Another marker of the secularity of Pentecostalism is popularity. Secularity thrives on popularity and ‘demand’ and spreads to every corner of the globe on this basis. Pentecostalism has only really taken off in a big way since the early 1970s; before this it had much narrower focus and more cultic characteristics. But in a few decades global Pentecostal numbers are double the entirety of the Protestant world, including every shade of Protestantism, and including global Anglicanism. If to this number you added the entire Orthodox world, including every shade of Orthodoxy, the Pentecostal numbers are still slightly greater. These stupendous numbers have been achieved only since the 1970s. Take one extra-ordinary example. The ‘Christ for All Nations’ ministry led by Reinhard Bonnke in various parts of Africa, including Muslim countries, has brought nearly 100 million people into local Pentecostal churches since the year 2000. His witnessing ministry alone has shaken whole nations and is of historic proportions; but I’ve never seen one mention of it in a newspaper here.

Only Catholics outnumber Pentecostals. But in the 1990s, in one decade, 44 million people left the Catholic Church in Brazil, numerically the world’s most Catholic country. Not all, but the vast majority of these joined Pentecostal churches. They wouldn’t have joined typical belief-based Protestant churches, because a Catholic comes from an apostolic church, not a belief-based church. I believe that a shift like this – from Catholic to Pentecostal – can only happen if in Pentecostal churches there is something already there – a consonance – that Catholic people recognise, appreciate, and can appropriate. And this would be the emphasis on spiritual experience and the strong emphasis on the real presence of the Holy Spirit – indeed the exciting and palpable presence of the Holy Spirit in worship. It would be my guess that this is what would attract Catholics in Latin America. Pentecostal churches are making big inroads into secular Europe too. While in England church-going Catholics now outnumber Church of England attendees, the second biggest Sunday congregation in the British Isles is Hillsong London, which only started in 2001 and attracts such crowds to its services in the Dominion Theatre on the corner of Oxford Street and Tottenham Court Road in W1 that there are queues to get in and crowds left outside after the venue has reached capacity. This signals vitality as well as popularity. The biggest congregation in Britain are the African Pentecostals, which is another story. According to The Times, the growth in Catholic numbers at church has mainly to do with migration, while by contrast the growth in Pentecostal numbers has to do with Christian evangelism. Yes, even cynical, secular, stay-at-home Brits are actually deciding to go to church on a Sunday morning.
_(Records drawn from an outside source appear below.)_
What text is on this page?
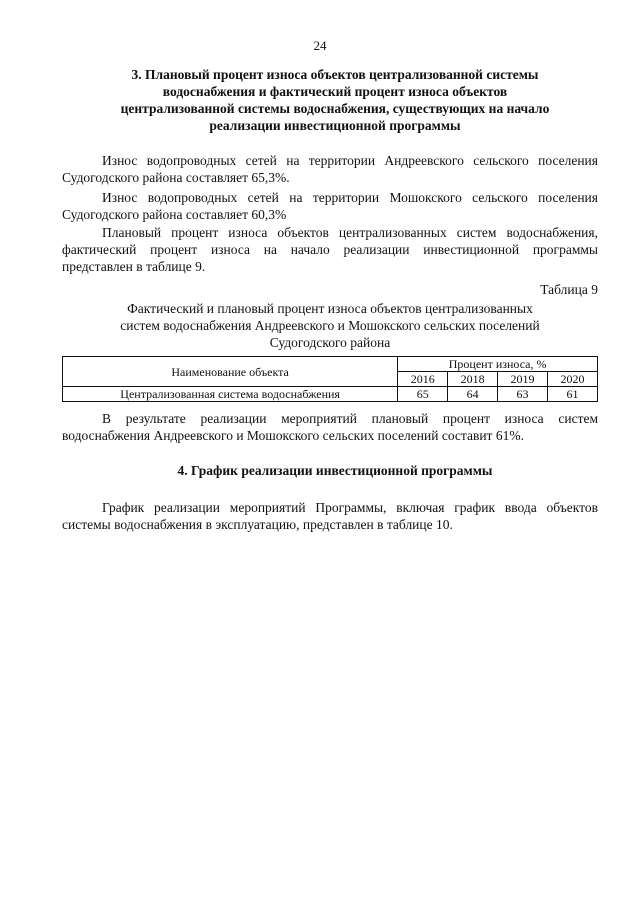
24
3. Плановый процент износа объектов централизованной системы
водоснабжения и фактический процент износа объектов
централизованной системы водоснабжения, существующих на начало
реализации инвестиционной программы
Износ водопроводных сетей на территории Андреевского сельского поселения Судогодского района составляет 65,3%.
Износ водопроводных сетей на территории Мошокского сельского поселения Судогодского района составляет 60,3%
Плановый процент износа объектов централизованных систем водоснабжения, фактический процент износа на начало реализации инвестиционной программы представлен в таблице 9.
Таблица 9
Фактический и плановый процент износа объектов централизованных
систем водоснабжения Андреевского и Мошокского сельских поселений
Судогодского района
Наименование объекта	Процент износа, %			
	2016	2018	2019	2020
Централизованная система водоснабжения	65	64	63	61
В результате реализации мероприятий плановый процент износа систем водоснабжения Андреевского и Мошокского сельских поселений составит 61%.
4. График реализации инвестиционной программы
График реализации мероприятий Программы, включая график ввода объектов системы водоснабжения в эксплуатацию, представлен в таблице 10.
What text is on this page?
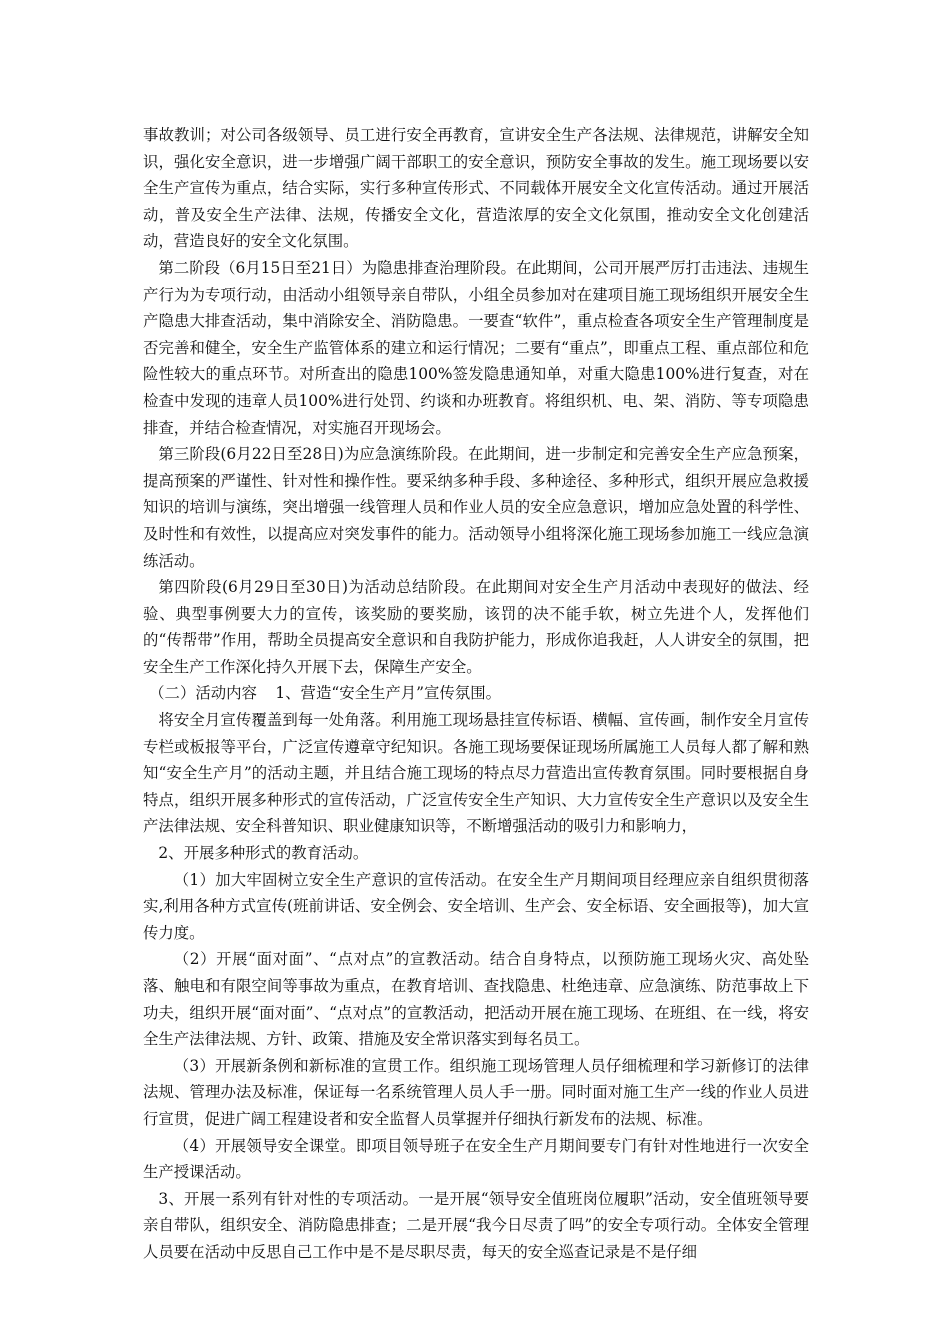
事故教训；对公司各级领导、员工进行安全再教育，宣讲安全生产各法规、法律规范，讲解安全知识，强化安全意识，进一步增强广阔干部职工的安全意识，预防安全事故的发生。施工现场要以安全生产宣传为重点，结合实际，实行多种宣传形式、不同载体开展安全文化宣传活动。通过开展活动，普及安全生产法律、法规，传播安全文化，营造浓厚的安全文化氛围，推动安全文化创建活动，营造良好的安全文化氛围。

第二阶段（6月15日至21日）为隐患排查治理阶段。在此期间，公司开展严厉打击违法、违规生产行为为专项行动，由活动小组领导亲自带队，小组全员参加对在建项目施工现场组织开展安全生产隐患大排查活动，集中消除安全、消防隐患。一要查“软件”，重点检查各项安全生产管理制度是否完善和健全，安全生产监管体系的建立和运行情况；二要有“重点”，即重点工程、重点部位和危险性较大的重点环节。对所查出的隐患100%签发隐患通知单，对重大隐患100%进行复查，对在检查中发现的违章人员100%进行处罚、约谈和办班教育。将组织机、电、架、消防、等专项隐患排查，并结合检查情况，对实施召开现场会。

第三阶段(6月22日至28日)为应急演练阶段。在此期间，进一步制定和完善安全生产应急预案，提高预案的严谨性、针对性和操作性。要采纳多种手段、多种途径、多种形式，组织开展应急救援知识的培训与演练，突出增强一线管理人员和作业人员的安全应急意识，增加应急处置的科学性、及时性和有效性，以提高应对突发事件的能力。活动领导小组将深化施工现场参加施工一线应急演练活动。

第四阶段(6月29日至30日)为活动总结阶段。在此期间对安全生产月活动中表现好的做法、经验、典型事例要大力的宣传，该奖励的要奖励，该罚的决不能手软，树立先进个人，发挥他们的“传帮带”作用，帮助全员提高安全意识和自我防护能力，形成你追我赶，人人讲安全的氛围，把安全生产工作深化持久开展下去，保障生产安全。

（二）活动内容 1、营造“安全生产月”宣传氛围。

将安全月宣传覆盖到每一处角落。利用施工现场悬挂宣传标语、横幅、宣传画，制作安全月宣传专栏或板报等平台，广泛宣传遵章守纪知识。各施工现场要保证现场所属施工人员每人都了解和熟知“安全生产月”的活动主题，并且结合施工现场的特点尽力营造出宣传教育氛围。同时要根据自身特点，组织开展多种形式的宣传活动，广泛宣传安全生产知识、大力宣传安全生产意识以及安全生产法律法规、安全科普知识、职业健康知识等，不断增强活动的吸引力和影响力，

2、开展多种形式的教育活动。

（1）加大牢固树立安全生产意识的宣传活动。在安全生产月期间项目经理应亲自组织贯彻落实,利用各种方式宣传(班前讲话、安全例会、安全培训、生产会、安全标语、安全画报等)，加大宣传力度。

（2）开展“面对面”、“点对点”的宣教活动。结合自身特点，以预防施工现场火灾、高处坠落、触电和有限空间等事故为重点，在教育培训、查找隐患、杜绝违章、应急演练、防范事故上下功夫，组织开展“面对面”、“点对点”的宣教活动，把活动开展在施工现场、在班组、在一线，将安全生产法律法规、方针、政策、措施及安全常识落实到每名员工。

（3）开展新条例和新标准的宣贯工作。组织施工现场管理人员仔细梳理和学习新修订的法律法规、管理办法及标准，保证每一名系统管理人员人手一册。同时面对施工生产一线的作业人员进行宣贯，促进广阔工程建设者和安全监督人员掌握并仔细执行新发布的法规、标准。

（4）开展领导安全课堂。即项目领导班子在安全生产月期间要专门有针对性地进行一次安全生产授课活动。

3、开展一系列有针对性的专项活动。一是开展“领导安全值班岗位履职”活动，安全值班领导要亲自带队，组织安全、消防隐患排查；二是开展“我今日尽责了吗”的安全专项行动。全体安全管理人员要在活动中反思自己工作中是不是尽职尽责，每天的安全巡查记录是不是仔细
I will have to leave these thoughts here. They may raise many questions in my reader. Does Pentecostalism pose a crisis for Catholicism? What should be the proper stance of the Catholic Church toward Pentecostalism? Indeed what is the stance of Catholic Church towards Protestantism? My comments point to the fact that it needs to be a different kind of dialogue with Pentecostals than with Protestants. The reality is that Catholic-Pentecostal dialogue is going on in Rome and is very fruitful.